The Backblaze Storage Pod

Our secret to the least expensive cloud storage in the world!

The History

Offering both an unlimited online backup service and the world's least expensive cloud storage service takes a lot of data storage. When Backblaze started out we needed a way to store our customer's data inexpensively and safely. We developed the Backblaze Storage Pod as the key building block of our cloud storage. Later we grouped 20 Storage Pods into a Backblaze Vault to optimize the reliability and durability of the entire system. A Storage Pod consists of 45, and now 60, hard drives in a 4U sized server made from commercially available parts. Over the years we've introduced new and improved designs and with each new version we open-source the hardware design. That's right, anyone can build their own high capacity storage server for as little as a nickel ($0.05) per Gigabyte, and many people have done exactly that. Join the millions of people who have read how we've been making data storage affordable since 2009.

Photo of a backblaze server

The Ecosystem

After the first blog post, a few resourceful people started building Backblaze Storage Pods for themselves and began to send in pictures and stories of their home made pods. They loved the fact that we published the parts list along with the instructions so they could modify their pod to meet their unique needs. Even companies like Shutterfly and Netflix were inspired to build their own storage pods.

Resources

Storage Pods and Vault Pods

The Backblaze Storage Pod is just one part of building a cloud storage service. In order to boot the machine you will need to have a software layer. Backblaze uses all free software, Debian and Apache, to connect the pods to our network. Starting at the bottom, there are 45 hard drives connected through SATA controllers. We then use the fdisk tool on Linux to create one partition per drive.
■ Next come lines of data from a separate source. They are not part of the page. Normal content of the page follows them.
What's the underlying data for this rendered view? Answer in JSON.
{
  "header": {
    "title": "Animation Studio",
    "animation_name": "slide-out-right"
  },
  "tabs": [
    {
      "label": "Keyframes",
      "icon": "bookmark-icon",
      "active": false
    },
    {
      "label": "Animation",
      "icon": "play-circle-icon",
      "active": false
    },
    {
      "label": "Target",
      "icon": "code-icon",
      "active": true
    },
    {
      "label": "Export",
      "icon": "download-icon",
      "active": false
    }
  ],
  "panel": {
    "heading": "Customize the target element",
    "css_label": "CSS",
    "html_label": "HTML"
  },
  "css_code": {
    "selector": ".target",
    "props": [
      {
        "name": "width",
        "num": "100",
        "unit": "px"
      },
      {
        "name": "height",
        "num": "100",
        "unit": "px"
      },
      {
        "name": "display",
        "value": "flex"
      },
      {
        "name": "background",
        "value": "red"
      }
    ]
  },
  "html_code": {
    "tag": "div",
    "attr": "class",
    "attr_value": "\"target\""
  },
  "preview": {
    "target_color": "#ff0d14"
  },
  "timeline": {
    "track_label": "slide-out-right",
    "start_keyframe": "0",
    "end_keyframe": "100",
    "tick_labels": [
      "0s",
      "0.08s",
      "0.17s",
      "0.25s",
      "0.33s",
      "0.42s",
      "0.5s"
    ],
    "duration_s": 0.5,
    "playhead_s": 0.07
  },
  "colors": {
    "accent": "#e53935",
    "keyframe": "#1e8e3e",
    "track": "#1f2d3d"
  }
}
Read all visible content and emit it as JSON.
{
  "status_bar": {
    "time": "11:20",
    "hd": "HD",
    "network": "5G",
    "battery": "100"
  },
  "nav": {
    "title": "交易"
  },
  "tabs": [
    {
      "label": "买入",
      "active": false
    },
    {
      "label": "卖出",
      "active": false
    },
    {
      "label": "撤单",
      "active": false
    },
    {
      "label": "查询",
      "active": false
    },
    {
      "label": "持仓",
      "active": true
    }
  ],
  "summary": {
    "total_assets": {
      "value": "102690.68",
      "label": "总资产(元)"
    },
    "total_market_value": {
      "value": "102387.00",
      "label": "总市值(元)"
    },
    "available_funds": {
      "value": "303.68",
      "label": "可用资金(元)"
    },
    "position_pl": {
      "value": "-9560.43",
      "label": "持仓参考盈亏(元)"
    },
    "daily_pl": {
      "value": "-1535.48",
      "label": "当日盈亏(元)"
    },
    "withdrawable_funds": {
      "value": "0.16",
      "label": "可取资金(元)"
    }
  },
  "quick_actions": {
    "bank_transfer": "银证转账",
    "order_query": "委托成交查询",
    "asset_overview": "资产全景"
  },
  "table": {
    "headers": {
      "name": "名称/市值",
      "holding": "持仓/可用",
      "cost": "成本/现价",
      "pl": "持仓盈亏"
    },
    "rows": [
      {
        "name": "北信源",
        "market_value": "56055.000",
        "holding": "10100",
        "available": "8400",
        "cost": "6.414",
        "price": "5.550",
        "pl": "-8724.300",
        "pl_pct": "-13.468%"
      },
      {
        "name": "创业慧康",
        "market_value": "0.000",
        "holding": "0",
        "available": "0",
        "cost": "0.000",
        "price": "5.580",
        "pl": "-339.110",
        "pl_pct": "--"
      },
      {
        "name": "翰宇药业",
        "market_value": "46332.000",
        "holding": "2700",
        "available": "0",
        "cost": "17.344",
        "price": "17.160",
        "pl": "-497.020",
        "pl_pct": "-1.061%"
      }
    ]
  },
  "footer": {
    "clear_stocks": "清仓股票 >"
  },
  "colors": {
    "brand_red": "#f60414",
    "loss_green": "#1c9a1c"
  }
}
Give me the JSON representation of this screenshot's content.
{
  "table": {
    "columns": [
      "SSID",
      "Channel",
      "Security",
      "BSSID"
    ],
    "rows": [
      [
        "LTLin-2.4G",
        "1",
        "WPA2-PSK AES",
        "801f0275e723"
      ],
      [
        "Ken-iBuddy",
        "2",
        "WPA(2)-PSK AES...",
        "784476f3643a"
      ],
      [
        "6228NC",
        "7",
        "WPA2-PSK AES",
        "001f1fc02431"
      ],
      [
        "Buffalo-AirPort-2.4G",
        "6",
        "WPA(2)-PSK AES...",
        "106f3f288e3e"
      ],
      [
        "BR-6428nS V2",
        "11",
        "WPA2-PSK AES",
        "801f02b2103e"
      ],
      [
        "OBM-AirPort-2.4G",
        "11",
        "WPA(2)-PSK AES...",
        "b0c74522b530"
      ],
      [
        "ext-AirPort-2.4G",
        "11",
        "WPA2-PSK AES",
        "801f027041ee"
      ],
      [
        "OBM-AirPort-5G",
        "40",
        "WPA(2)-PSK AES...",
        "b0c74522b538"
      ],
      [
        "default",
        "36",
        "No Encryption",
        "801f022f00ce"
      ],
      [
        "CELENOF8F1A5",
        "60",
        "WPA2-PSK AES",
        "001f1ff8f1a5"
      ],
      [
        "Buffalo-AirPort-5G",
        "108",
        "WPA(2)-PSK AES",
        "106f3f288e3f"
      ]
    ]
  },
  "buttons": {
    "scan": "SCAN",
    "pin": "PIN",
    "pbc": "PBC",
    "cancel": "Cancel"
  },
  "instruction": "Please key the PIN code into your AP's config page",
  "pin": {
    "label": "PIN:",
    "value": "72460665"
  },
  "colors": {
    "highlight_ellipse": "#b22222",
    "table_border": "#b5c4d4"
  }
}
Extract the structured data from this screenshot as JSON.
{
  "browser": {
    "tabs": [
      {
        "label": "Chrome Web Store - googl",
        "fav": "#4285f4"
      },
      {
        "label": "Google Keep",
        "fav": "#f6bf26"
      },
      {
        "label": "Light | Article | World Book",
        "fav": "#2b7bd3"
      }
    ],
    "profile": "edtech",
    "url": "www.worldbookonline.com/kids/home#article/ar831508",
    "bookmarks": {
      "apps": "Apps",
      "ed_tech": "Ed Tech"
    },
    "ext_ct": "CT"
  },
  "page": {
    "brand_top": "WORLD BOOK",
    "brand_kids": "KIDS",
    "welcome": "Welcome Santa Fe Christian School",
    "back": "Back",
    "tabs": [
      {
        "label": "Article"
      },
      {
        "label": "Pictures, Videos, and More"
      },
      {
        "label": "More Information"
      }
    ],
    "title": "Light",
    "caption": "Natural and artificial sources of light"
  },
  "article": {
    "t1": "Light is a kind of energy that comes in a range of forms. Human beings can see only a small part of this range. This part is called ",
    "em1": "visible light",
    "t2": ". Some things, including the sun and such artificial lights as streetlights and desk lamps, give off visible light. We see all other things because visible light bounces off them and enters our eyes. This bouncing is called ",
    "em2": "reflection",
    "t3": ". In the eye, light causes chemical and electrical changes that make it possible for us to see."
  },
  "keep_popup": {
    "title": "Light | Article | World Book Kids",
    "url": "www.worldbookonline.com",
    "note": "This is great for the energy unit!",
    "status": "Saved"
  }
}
At this point a Storage Pod can have one of two personalities: an individual Storage Pod or a Backblaze Vault Storage Pod. For the individual Storage Pods we cluster 15 hard drives into a single RAID6 volume with two parity drives (out of the 15). The RAID Array is created with the mdadm utility.

For Backblaze Vault Storage Pods each is one of 20 pods needed to create a Backblaze Vault. A Backblaze Vault divides up a file into 20 pieces (17 data and 3 parity) and places a piece of the file on each of the 20 Storage Pods in the Vault. We use our own implementation of Reed-Solomon to encode and distribute the files across the 20 pods, achieving 99.99999% data durability. We open-sourced our Reed-Solomon encoding implementation as well.

For both Storage Pods and Vault Pods, we use the EXT4 file system and only allow access to these totally self-contained systems through HTTPS running custom Backblaze application layer logic in Apache Tomcat. One of the most important concepts here is that to store or retrieve data with a Backblaze Storage Pod or a Backblaze Vault Pod, it is always through HTTPS. There is no iSCSI, no NFS, no SQL, no Fibre Channel. None of those technologies scales as cheaply, reliably, goes as big, nor can be managed as easily as pods with their own IP address waiting for requests on HTTPS. We built our own software layer to monitor pod and vaults, decide where to store data and how to encrypt it, deduplicate it, and index it.